宋姝笑着给他斟茶,心里暖意满满,井氏与宋大姑交好,俩人的孩子自小一起玩耍长大,郑家两兄弟一直拿宋姝当亲妹妹看待,直到宋大姑搬到温塘县才见得少了些,但幼时的情分做不了假。
她虽是凭着一时之勇离家逃婚,终究是个十几岁的姑娘家,若说不慌是不可能的,如今郑浤寻来帮忙,心里一直绷紧的弦终于松了下来。
“等绿春买菜回来,我亲自下厨与表兄做几个好菜。”
郑浤一拍大腿,“哎呀呀,忘记喊绿春买一壶桃花酿!我先去书院晃一圈点卯,等晚饭时分溜出来,再顺路买一壶酒,这是桃溪村特产,姝儿你得尝一尝。”

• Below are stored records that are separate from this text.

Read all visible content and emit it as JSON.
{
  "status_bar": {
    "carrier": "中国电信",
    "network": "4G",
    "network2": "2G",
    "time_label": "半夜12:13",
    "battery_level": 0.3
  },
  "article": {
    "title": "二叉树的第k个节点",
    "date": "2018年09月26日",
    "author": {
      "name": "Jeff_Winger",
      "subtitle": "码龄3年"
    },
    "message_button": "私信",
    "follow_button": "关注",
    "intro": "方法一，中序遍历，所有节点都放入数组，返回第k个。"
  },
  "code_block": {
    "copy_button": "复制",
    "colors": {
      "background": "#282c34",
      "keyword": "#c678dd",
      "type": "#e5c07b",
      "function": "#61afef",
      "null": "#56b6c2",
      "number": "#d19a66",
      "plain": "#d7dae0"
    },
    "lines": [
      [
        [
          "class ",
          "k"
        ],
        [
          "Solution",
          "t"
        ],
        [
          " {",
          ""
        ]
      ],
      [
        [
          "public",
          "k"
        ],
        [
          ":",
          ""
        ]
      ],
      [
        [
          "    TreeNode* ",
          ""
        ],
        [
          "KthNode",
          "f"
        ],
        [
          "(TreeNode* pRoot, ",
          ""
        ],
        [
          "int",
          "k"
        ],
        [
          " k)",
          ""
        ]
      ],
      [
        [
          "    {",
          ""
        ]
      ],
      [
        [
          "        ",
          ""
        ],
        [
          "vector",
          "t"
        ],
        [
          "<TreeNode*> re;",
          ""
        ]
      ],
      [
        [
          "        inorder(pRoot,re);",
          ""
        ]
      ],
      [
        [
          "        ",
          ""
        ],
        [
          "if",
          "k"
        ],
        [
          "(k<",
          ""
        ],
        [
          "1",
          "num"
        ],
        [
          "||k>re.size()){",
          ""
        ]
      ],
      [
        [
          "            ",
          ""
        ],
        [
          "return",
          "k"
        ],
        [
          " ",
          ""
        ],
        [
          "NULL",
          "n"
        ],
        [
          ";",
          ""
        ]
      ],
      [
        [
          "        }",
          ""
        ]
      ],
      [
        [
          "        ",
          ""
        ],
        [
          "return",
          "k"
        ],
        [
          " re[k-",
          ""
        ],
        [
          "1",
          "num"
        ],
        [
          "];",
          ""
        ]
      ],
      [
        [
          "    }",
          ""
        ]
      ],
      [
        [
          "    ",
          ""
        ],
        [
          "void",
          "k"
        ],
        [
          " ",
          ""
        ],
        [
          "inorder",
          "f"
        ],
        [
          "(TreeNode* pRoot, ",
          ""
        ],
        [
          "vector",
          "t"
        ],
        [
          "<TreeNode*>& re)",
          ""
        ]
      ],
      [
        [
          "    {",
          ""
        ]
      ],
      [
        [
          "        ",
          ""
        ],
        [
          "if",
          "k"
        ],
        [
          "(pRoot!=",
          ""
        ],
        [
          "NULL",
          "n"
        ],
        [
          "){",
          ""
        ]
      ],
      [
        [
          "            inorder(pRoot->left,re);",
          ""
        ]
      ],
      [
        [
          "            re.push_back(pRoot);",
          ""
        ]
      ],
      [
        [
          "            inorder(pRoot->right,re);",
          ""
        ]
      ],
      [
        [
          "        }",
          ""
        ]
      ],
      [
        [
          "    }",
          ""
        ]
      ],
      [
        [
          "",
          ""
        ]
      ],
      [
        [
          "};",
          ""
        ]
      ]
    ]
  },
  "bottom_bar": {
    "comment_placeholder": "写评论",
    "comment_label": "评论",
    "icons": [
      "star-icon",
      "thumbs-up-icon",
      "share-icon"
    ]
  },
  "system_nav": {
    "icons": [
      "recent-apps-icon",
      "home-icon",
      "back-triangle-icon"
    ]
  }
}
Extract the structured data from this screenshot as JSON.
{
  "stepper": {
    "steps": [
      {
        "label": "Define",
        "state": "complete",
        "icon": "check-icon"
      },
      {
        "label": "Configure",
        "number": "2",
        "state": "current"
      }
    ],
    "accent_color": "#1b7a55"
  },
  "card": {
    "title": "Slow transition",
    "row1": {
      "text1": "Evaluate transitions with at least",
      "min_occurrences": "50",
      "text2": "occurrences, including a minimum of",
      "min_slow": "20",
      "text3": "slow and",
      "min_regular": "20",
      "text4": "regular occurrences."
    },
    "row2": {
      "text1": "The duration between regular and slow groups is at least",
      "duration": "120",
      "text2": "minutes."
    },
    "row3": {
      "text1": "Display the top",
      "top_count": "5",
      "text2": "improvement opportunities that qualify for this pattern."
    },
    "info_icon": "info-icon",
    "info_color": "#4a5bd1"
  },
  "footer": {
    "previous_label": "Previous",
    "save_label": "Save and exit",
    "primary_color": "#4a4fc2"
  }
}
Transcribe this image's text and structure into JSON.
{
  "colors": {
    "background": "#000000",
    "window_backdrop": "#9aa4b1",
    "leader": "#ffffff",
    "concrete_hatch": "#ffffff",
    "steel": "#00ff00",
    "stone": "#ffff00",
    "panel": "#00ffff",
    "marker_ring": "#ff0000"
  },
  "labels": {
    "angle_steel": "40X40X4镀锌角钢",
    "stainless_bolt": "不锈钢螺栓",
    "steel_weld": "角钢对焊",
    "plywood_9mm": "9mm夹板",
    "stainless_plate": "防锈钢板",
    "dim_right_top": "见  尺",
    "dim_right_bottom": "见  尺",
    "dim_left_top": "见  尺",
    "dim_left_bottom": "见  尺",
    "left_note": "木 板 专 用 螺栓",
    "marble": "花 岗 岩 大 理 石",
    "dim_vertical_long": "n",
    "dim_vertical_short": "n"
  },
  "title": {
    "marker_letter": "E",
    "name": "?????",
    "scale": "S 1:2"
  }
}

“表兄不可耽误学业,我自家出去买也使得。”宋姝答道,见郑浤欲阻拦,“我正好无事,熟悉一番桃溪村街铺。”
郑浤听了才罢了,揉了揉眼睛从椅子上起身,终是两指圈起来弹了宋姝脑门,“以后万不可如此冒险,无论有何事 表兄总与你帮忙。”
“好。”宋姝眉眼展开,露出了这些天来最明媚的笑容,仿佛压在胸口的大石尽数搬去,她柔声说:“表兄早些过来用饭。”
“好,别怕。”
“我不怕,一定有法子解决的,既然今日逃出来了,就比昨日拘禁在家里好,明日表兄又与父亲商议主意,那便比今日又强 以后会越来越好。”宋姝眉眼柔美,语气温柔而坚定。
郑浤扯了扯自己坐的皱皱巴巴的衣襟,哼着小曲儿走了。
宋姝则带了银钱,锁了门去街上买了一壶桃花酿,又另去割了一刀肉,返回的时候正碰见绿春在前面行走,连忙高声唤她。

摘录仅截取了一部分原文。